I thought that languages in itself are just shadows of shadows (projections of human understanding of real world), but if vision models representations of objects coming close to llms ones it might not be true! Cool!! I am more confused now😅😅😅

@johntesla2453 Ай бұрын

This is in direct conflict with the no free lunch theorem. So I'm not persuaded. They cant all converge and also map isomorphic to intelligence in general.application. Convergence for LLMs is fine, it's not the same as saying AI will all end up the same as long as over time AI explore different problem spaces. Meaning this result doesnt apply to AGI.

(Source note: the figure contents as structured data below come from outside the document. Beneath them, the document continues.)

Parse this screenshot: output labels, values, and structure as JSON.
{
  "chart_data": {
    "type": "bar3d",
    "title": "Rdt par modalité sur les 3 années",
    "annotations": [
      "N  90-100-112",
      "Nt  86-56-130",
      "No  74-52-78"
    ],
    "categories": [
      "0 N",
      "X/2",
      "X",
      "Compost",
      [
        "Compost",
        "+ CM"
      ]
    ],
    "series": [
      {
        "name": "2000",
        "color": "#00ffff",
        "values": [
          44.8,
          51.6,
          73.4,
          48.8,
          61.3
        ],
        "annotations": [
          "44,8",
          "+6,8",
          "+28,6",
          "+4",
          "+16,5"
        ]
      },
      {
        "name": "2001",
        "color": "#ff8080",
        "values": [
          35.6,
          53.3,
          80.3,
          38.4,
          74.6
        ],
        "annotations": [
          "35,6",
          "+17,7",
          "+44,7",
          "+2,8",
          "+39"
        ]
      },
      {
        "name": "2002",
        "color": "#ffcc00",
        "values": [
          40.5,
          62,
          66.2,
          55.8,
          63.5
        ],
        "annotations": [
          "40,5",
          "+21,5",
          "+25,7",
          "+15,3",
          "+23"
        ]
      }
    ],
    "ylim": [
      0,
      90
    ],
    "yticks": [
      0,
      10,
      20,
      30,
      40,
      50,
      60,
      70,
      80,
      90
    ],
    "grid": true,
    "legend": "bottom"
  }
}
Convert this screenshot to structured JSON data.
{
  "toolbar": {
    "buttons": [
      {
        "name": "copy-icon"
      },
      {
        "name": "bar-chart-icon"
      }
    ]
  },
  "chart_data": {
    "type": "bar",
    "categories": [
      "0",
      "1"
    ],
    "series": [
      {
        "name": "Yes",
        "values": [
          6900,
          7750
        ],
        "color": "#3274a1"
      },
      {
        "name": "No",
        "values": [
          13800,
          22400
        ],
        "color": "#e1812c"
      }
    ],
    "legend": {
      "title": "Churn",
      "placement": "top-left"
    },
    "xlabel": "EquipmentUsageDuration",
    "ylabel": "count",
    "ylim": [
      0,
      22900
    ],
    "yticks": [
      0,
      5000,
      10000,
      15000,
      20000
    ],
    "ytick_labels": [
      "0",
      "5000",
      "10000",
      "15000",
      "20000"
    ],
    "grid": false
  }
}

@ConnoisseurOfExistence Ай бұрын

I mean, we humans have all unique brains, yet very similar representation of the world...

@suponjubobu5536 Ай бұрын

Listening to this without the video to avoid the distracting memes.

@RedOneM Ай бұрын

Fortunately, the 100% convergence is not possible within reality. The allure of existential dread will remain for the future generations (and next gen 'humans'?) as well 😌

@FaridAbbasbayli Ай бұрын

Could it be that they all just use the same or very similar datasets?

@anywallsocket Ай бұрын

the convergence is happening despite different underlying architectures and modalities -- images are not the same as text.

@FaridAbbasbayli Ай бұрын

@@anywallsocket yes, but if I understand correctly, vision training is inherently entangled with text, because we are training those models on text labels. When we train a model to recognize an apple, we tell it that it's looking at the picture of an apple.

@anywallsocket Ай бұрын

@@FaridAbbasbayli that is a different sentiment from your first. The inputs, their labels are all bits in the end. Still, the convergence is subsequent to real world relationships proliferating throughout each architecture and modality, not due to shared datasets.

@FaridAbbasbayli Ай бұрын

@@anywallsocket they are little bits of information separately, yes, but when the model continues training and starts connecting more complex visual and text data down the line (ex.: bowl of fruits containing an apple and an orange), they become more intertwined. What I'm trying to say is, all of our vision models directly depend on text models.

@anywallsocket Ай бұрын

@@FaridAbbasbayli yes by design the input is an image and the output is text, so the functional relationship they're approximating is between the images and texts... still, i think you're missing the video's point.

@gamedev1905 Ай бұрын

Someone's been reading We Are Legion We Are Bob lol

@volisderg9463 Ай бұрын

Ppl: Training models to align with their perception and understanding of the world. Researchers: Wow, the bigger the model the more it aligns with single perception and understanding point of the world!